Jason S. Johnston

Restoring Objectivity and Balance to Regulatory Science: A Comment on Dudley and Peacock

Supreme Court Economic Review


When Congress passed the great wave of statutes to protect the environment and human health in the 1970s and early 1980s, it typically commanded that pollution reduction standards set by the Environmental Protection Agency (EPA) have a sound scientific basis. But as decided in its formative Nixon Administration days, the EPA was intended not to be a balancer of environmental benefits against economic and other costs, but an advocacy agency, searching for new risks to be eliminated through regulation (Landy et al. 1994, 22–45). As an advocacy agency, the EPA increasingly relies upon scientific risk assessments as a way of justifying increasingly stringent pollution reduction standards. Although the EPA routinely advertises every major new regulation as not only justified but required by “science,” many such regulations entirely lack the sound scientific basis that Congress intended.
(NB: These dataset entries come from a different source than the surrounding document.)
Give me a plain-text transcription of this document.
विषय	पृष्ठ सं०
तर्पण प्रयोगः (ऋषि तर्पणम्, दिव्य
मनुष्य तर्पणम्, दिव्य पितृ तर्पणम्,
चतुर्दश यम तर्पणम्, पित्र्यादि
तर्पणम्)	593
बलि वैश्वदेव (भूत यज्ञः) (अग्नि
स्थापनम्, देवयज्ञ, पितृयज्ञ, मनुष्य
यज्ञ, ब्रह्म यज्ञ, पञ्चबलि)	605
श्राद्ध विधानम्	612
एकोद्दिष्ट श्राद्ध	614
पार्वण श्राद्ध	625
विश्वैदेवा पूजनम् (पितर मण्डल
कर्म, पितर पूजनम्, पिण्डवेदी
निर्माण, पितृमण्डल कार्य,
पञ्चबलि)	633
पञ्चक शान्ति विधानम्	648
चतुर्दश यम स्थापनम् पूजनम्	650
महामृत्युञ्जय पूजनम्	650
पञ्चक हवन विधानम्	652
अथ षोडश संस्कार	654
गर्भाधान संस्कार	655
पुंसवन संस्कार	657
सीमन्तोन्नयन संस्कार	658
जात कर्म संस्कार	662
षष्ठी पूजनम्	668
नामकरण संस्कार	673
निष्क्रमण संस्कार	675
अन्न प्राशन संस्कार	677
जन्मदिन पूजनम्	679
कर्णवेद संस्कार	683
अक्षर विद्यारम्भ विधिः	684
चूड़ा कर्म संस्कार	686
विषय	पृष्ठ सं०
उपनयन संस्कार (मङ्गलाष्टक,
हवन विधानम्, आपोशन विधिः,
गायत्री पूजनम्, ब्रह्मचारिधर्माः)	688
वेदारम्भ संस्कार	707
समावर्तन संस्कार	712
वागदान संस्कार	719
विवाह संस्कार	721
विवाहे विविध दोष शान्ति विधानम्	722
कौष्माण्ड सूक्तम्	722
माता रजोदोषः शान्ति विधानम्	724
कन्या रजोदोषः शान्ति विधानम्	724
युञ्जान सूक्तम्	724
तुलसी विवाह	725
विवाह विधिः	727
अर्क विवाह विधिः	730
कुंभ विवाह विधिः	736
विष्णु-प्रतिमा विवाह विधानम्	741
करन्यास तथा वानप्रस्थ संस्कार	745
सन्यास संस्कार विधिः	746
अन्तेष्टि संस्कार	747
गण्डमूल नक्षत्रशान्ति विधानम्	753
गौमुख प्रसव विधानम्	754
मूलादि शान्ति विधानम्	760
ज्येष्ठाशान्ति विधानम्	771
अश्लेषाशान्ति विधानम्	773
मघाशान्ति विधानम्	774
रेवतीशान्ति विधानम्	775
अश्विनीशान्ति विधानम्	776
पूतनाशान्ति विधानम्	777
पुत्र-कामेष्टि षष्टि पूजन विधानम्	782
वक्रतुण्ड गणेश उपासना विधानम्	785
This is because the EPA and its science advisors do not report objectively and fully on what is known and unknown, and with what degree of uncertainty, about the health effects of varying levels of pollution, but instead selectively marshal and understate the limits of scientific evidence supporting regulation. In their insightful and important article, Dudley and Peacock (2018) provide vivid illustrations of how the incentives of regulatory policymakers and their science advisors have caused what Congress may once have thought an unquestionably sound reliance on science in environmental regulation to go badly off track. They also set out some institutional reforms that may help regulation better reflect inherently uncertain scientific knowledge. This comment addresses both the problems Dudley and Peacock identify and some of their proposed solutions.


Jason S. Johnston, Restoring Objectivity and Balance to Regulatory Science: A Comment on Dudley and Peacock, 24 Supreme Court Economic Review 101-108 (2016).